Dreißig

31 8 12
                                    

«Kai»
Isla del Diablo

  El tic-toc dentro de mi mente no me dejaba pensar. Habían pasado cinco horas desde que me atraparon, tres tras haber recibido el mensaje de Lars. Lo poco que pensaba era en él y su declaración. Supongo que tener la cabeza distraída con aquello me ayudó a pasar el tiempo.

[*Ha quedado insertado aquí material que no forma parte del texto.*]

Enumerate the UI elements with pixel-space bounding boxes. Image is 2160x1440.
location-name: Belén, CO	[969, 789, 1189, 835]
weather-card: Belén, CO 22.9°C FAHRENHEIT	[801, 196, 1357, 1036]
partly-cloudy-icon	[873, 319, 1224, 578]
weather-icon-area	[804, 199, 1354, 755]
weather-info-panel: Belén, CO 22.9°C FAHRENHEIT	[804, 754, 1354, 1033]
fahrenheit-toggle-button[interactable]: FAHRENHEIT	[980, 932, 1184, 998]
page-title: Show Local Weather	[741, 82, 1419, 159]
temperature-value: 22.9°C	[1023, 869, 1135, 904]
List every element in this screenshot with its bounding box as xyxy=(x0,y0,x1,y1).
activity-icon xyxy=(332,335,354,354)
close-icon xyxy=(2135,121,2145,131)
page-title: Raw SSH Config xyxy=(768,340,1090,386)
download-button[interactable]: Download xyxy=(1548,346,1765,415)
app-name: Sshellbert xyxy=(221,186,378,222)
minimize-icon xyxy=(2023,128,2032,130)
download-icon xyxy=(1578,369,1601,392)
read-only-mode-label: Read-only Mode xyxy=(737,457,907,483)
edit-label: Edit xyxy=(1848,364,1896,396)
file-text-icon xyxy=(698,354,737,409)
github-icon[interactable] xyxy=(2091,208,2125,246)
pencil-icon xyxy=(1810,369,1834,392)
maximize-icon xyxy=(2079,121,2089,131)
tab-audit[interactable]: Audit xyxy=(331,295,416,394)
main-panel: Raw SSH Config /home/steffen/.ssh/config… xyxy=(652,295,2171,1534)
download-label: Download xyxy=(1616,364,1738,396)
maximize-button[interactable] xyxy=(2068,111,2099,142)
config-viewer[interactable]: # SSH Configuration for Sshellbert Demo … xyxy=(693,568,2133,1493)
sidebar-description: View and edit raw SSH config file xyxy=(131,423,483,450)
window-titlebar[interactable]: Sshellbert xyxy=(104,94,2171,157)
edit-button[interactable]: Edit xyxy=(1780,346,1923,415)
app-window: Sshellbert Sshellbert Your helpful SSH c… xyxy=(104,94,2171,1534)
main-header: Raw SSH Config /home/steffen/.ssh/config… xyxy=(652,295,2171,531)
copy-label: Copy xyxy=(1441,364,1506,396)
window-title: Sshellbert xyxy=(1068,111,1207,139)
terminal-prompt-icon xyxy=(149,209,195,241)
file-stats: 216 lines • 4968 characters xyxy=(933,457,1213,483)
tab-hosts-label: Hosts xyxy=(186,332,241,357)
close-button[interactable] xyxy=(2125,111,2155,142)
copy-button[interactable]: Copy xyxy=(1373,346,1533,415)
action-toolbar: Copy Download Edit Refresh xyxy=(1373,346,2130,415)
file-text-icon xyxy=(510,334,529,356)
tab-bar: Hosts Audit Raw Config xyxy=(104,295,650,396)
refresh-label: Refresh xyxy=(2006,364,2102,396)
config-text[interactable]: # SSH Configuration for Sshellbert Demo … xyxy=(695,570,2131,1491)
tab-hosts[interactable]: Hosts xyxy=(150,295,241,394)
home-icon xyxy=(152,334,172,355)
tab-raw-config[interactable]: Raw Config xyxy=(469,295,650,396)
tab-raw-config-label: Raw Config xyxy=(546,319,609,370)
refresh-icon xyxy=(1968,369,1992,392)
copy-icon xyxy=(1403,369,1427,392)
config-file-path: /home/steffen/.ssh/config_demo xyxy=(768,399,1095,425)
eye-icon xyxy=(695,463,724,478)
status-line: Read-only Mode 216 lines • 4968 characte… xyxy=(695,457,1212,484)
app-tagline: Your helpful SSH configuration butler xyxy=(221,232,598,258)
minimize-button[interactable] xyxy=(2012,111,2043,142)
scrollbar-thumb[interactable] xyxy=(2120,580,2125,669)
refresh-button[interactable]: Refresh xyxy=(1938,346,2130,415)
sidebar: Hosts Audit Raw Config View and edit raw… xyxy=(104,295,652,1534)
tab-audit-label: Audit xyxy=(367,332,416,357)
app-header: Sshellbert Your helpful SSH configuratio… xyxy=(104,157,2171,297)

  Mis captores vagaban erráticamente dentro y fuera de esa habitación. La mujer apenas se limitaba a abrir la puerta, revisar durante breves momentos el interior y volver a retirarse. El señorito, en cambio, parecía bastante más nervioso. Su confianza murió un par de horas antes, cuando quiso torturarme un poco y entendió que no podía causarme ningún daño físico. Esa expresión repleta de desconcierto que le pintó el rostro con temor no se me olvidaría jamás en la vida. Se comportaba altanero, con su navaja suiza rozando lentamente la piel de mi pierna encadenada. No comprendió que tan solo sentía el frío de la hoja hasta que se hartó y cortó levemente mi piel. Al yo sangrar y verlo con simpleza, sin inmutarme en absoluto, lo entendió. Se retiró en silencio, solo para que más tarde apareciera su servatilla y me vendase la herida.

  Desde entonces ninguno daba indicios de poder quedarse quieto. Él, principalmente, entraba y salía de la habitación donde me tenían atada para poner o sacar elementos aleatorios de gabetas cualesquiera. Cada vez que así lo hacía, solo me limitaba a mirarlo con mi más irritante sonrisa. Cesó por una media hora, tal vez pensando qué hacer conmigo. En todo ese tiempo que no vi a nadie mantuve los pensamientos ocupados con Lars. No había nada más en que pudiera pensar. Ni Morrison, ni el hecho de estar allí encerrada por tiempo ilimitado o lo que mis captores decidieran hacer conmigo, mi madre apareció solo una vez dentro de esa nube de ideas sueltas. Aquel sutil «te amo», aquellos comentarios que le siguieron después. Pude adivinar que fue su amigo quien encendió nuevamente el radio por cómo lo incitó a decir todo lo demás, pero daba igual la excusa con que se haya dicho. El tiempo pasó volando. No lo noté, distraída. Y tocaría despertar cuando Jean-Luc ingresara una vez más al cuarto. Entonces sacudí la cabeza para aclarar las ideas, disimuladamente para no demostrar que estaban desordenadas. Lo miré, como en todo momento anterior, con una mezcla de superioridad y desinterés.

—¿Ya me extrañabas, querido?

—No empieces —amenazó, en un tono tranquilo y casi juguetón. Ya no sabía si era que sus nervios habían sido una invención de mi subconsciente o si resultaba que fuese bastante bipolar. Igualmente reí de manera burlona antes de que meneara con lentitud una caja de cigarro sobre su cabeza, captando mi atención—. Los quieres, por lo que veo.

—Tambien me vendría bien un café, ya sabes. Pero puedo conformarme. ¿Qué te trae esta noche a mis aposentos?

—No mucho, linda. Solo me puse a pensar y quería conversarlo contigo.

—¿Debería sorprenderme...? Ah, no, cierto que tu sombra es mudita.

  Rió, sentándose sin más preámbulos como lo estaba cuando desperté allí horas antes. Abrió la caja de cigarros, sacó uno y se lo puso entre los labios. Se me hizo agua la boca. Pero no lo encendió, solo lo dejó ahí para hacerme desear un rato.

—Me puse a pensar, como te decía: creo que en otra vida hubiésemos sido grandes contrincantes. Tú, yo, en una carrera por ver quién se carga más vidas en el proceso. —Finamente encendió el condenado cigarrillo, sin embargo, era él a quien miraba intrigada—. Yo metiendo miedo en mis enemigos, ellos contratándote para salvarse de peores destinos...

—Yo yendo a matarlos, tú matándolos primero. Me llevo el dinero, te llevas la vida. Suena justo. —Le seguí el juego, pero ya había demostrado con Lars que esas movidas no me daban gracia en lo absoluto. Donde empezaba mi trabajo, nadie debía meterse.